What would happen such people was one of many questions which remain unanswered following a recent landmark Supreme Court ruling, according to a national network of asylum-seeker, refugee and immigrant support groups.
Mr Jean-Pierre Eyanga from Integrating Ireland called for a moratorium on deportations pending clarification of the conditions and criteria of implementing the judgment.
The justice committee of the Joint Committee on Justice, Equality, Defence and Women's Rights is considering last January's Supreme Court decision that non-EU immigrants are not automatically entitled to live in this country by virtue of being parents of children born here, who are automatically entitled to citizenship.
The ruling could have implications for thousands of other non-nationals who have applications for residency pending, as well as their citizen children. In the wake of the judgment, the Department of Justice ended the practice of accepting residency applications from non-EU national parents of Irish citizens.
Mr Eyanga said people who applied for residency before the Supreme Court judgment should be granted it. Those who will have Irish citizen children in the future should also be allowed to apply for residency.

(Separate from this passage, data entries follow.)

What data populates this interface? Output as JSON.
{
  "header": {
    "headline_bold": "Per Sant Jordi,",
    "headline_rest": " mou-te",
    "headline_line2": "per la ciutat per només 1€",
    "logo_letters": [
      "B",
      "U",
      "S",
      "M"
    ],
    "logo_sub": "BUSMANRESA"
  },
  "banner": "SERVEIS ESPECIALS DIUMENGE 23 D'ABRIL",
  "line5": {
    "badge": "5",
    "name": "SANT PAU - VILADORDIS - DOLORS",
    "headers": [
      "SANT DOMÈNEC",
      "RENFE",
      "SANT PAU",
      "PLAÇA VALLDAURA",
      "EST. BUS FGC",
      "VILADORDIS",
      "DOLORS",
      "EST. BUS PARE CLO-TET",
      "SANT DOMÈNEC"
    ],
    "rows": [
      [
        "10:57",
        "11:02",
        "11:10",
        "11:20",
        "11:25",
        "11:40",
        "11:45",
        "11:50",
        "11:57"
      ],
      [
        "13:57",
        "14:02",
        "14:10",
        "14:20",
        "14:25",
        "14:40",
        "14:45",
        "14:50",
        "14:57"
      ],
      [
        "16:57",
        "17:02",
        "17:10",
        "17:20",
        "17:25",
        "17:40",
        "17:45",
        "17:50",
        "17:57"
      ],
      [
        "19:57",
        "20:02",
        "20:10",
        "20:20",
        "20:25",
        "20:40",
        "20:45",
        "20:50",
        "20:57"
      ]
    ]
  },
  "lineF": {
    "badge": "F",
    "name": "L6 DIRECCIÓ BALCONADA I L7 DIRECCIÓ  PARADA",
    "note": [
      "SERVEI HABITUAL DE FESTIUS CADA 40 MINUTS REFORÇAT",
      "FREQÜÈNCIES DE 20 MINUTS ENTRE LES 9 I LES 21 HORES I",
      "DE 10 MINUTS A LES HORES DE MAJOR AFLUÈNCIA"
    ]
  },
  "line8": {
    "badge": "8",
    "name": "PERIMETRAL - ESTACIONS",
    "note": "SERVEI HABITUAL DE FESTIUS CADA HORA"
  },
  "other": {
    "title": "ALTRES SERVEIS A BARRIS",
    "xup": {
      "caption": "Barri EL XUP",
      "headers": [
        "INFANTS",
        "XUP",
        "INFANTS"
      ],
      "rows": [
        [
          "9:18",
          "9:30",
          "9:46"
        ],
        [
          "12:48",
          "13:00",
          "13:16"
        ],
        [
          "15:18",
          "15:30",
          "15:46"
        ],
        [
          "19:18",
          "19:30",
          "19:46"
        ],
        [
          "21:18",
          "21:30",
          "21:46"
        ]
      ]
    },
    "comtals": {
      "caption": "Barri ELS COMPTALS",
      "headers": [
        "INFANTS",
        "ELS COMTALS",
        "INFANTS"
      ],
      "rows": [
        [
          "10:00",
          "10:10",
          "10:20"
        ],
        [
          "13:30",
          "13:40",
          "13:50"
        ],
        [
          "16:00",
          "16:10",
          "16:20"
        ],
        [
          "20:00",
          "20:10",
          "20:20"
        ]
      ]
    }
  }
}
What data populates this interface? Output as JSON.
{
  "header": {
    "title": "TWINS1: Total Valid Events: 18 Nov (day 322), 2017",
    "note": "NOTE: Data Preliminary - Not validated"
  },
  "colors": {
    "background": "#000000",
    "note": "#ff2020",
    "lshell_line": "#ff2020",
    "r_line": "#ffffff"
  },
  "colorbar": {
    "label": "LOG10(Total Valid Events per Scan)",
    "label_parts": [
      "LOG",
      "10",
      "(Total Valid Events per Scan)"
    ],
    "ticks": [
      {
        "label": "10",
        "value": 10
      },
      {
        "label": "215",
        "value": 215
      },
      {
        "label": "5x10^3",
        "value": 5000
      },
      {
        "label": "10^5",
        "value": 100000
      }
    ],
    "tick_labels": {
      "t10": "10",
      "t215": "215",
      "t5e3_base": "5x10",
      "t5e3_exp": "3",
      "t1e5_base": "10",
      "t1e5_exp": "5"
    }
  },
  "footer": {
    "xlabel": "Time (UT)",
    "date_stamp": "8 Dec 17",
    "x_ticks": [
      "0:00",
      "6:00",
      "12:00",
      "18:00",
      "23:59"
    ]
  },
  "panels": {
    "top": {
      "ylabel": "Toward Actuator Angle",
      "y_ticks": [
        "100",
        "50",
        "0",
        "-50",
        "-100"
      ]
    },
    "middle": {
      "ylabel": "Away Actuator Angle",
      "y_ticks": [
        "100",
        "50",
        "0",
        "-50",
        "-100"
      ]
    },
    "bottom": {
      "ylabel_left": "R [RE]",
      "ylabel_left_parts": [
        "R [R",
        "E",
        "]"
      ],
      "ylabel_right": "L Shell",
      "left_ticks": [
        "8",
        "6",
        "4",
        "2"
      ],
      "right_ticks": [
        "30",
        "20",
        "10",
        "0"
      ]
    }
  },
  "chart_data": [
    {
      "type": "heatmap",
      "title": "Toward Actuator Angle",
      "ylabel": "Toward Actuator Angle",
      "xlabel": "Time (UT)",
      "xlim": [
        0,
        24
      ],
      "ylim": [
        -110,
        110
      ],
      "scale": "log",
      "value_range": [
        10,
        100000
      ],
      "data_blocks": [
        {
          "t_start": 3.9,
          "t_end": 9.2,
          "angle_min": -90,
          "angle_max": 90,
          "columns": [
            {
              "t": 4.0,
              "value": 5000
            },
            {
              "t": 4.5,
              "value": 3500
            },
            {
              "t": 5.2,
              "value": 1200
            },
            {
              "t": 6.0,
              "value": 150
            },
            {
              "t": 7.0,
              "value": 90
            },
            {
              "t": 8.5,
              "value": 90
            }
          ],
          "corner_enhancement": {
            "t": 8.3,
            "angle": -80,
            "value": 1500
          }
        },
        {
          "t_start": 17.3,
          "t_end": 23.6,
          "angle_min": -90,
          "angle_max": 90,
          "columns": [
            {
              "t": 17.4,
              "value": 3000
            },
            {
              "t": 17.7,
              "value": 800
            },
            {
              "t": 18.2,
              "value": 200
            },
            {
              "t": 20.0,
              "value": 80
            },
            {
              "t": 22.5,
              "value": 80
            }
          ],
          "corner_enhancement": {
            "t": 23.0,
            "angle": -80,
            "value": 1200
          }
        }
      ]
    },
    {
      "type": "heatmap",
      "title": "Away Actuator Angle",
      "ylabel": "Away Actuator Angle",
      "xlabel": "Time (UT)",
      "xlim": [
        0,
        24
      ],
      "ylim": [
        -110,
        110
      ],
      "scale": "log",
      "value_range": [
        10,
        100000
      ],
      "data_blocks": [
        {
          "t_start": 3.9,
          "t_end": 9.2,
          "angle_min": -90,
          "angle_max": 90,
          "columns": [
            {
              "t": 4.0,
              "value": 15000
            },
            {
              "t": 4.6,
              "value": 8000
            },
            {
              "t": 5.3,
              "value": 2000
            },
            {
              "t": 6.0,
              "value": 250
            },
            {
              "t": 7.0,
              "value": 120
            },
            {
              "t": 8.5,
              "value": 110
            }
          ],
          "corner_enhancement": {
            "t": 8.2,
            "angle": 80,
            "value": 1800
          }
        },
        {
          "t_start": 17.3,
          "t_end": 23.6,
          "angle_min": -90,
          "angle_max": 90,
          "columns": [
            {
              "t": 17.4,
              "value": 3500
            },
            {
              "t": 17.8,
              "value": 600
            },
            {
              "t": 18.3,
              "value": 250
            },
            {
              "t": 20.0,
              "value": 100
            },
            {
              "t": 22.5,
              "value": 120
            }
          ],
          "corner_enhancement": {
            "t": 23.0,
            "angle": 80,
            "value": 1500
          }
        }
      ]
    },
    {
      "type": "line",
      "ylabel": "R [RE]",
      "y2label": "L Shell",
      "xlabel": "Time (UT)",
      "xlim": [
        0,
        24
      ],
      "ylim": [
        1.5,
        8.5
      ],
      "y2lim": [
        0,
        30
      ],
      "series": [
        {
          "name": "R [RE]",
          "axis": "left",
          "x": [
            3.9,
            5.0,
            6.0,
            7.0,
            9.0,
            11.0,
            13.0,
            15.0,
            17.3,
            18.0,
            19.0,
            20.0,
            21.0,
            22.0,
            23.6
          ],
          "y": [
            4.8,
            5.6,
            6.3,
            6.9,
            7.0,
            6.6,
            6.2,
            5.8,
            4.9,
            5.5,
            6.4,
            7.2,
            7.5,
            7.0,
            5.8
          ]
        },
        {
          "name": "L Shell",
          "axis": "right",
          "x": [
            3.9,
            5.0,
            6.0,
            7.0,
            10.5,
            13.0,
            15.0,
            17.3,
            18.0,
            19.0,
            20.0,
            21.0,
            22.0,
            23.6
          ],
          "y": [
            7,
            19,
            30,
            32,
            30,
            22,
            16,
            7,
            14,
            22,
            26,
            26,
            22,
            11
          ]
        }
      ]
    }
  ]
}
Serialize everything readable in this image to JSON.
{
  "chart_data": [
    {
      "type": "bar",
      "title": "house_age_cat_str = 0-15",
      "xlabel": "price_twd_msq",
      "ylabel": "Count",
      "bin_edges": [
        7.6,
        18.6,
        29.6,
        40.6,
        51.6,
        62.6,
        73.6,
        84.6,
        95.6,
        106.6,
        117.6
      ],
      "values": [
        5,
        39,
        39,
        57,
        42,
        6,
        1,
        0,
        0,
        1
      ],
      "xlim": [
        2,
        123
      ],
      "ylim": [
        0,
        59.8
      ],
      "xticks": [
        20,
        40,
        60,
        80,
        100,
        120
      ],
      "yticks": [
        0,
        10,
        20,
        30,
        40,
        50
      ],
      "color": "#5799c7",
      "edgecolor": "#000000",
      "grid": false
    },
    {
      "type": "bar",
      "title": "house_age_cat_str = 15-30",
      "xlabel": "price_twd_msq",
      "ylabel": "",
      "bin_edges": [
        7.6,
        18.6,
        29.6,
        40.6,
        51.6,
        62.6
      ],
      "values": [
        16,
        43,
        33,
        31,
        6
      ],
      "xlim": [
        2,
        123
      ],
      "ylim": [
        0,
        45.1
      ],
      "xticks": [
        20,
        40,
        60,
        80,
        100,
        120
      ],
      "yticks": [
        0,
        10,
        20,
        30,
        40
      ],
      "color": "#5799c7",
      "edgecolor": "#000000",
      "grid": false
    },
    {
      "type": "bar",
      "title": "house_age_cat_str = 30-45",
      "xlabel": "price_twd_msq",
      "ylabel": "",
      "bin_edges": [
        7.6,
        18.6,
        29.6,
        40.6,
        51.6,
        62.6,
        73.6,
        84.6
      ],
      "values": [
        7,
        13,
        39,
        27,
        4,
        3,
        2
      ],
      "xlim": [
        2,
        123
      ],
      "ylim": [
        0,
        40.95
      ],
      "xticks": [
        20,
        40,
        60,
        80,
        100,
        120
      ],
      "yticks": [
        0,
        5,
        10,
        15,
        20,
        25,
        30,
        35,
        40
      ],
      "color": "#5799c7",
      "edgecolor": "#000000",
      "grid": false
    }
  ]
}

"So many questions related to the protection of the children's rights, which should be the priority of priorities, still remain without answers," he said.
These included the question of what would happen if authorities in the parents' native countries where the children were deported to would not allow them enter if they did not have valid visas. He asked whether there was any mechanism set up by the Department of Justice to make sure that "another class of excluded and discriminated against citizen is not created".
Mr Eyanga also asked what guarantee the Department had to protect these children's rights abroad, since they could be submitted to human rights abuses such as female genital mutilation and lack of freedom to practise religion in their parents' countries.
"What would happen if in future teenagers who are deported with their parents come back in Ireland and sue the State for violations of constitutional rights?" he asked.
Mr Eyanga, who is himself a refugee from the Democratic Republic of Congo, described the humiliations, stress, fear and question marks experienced by people seeking asylum. "Your two feet are not on the ground. You can't either plan anything or make any important decision for yourself or your family," he said. "Somebody else directs your life and makes decisions that affect you and your family, now and in the future."
Mr Eyanga said Ireland was "very racist" when he came here in 1997.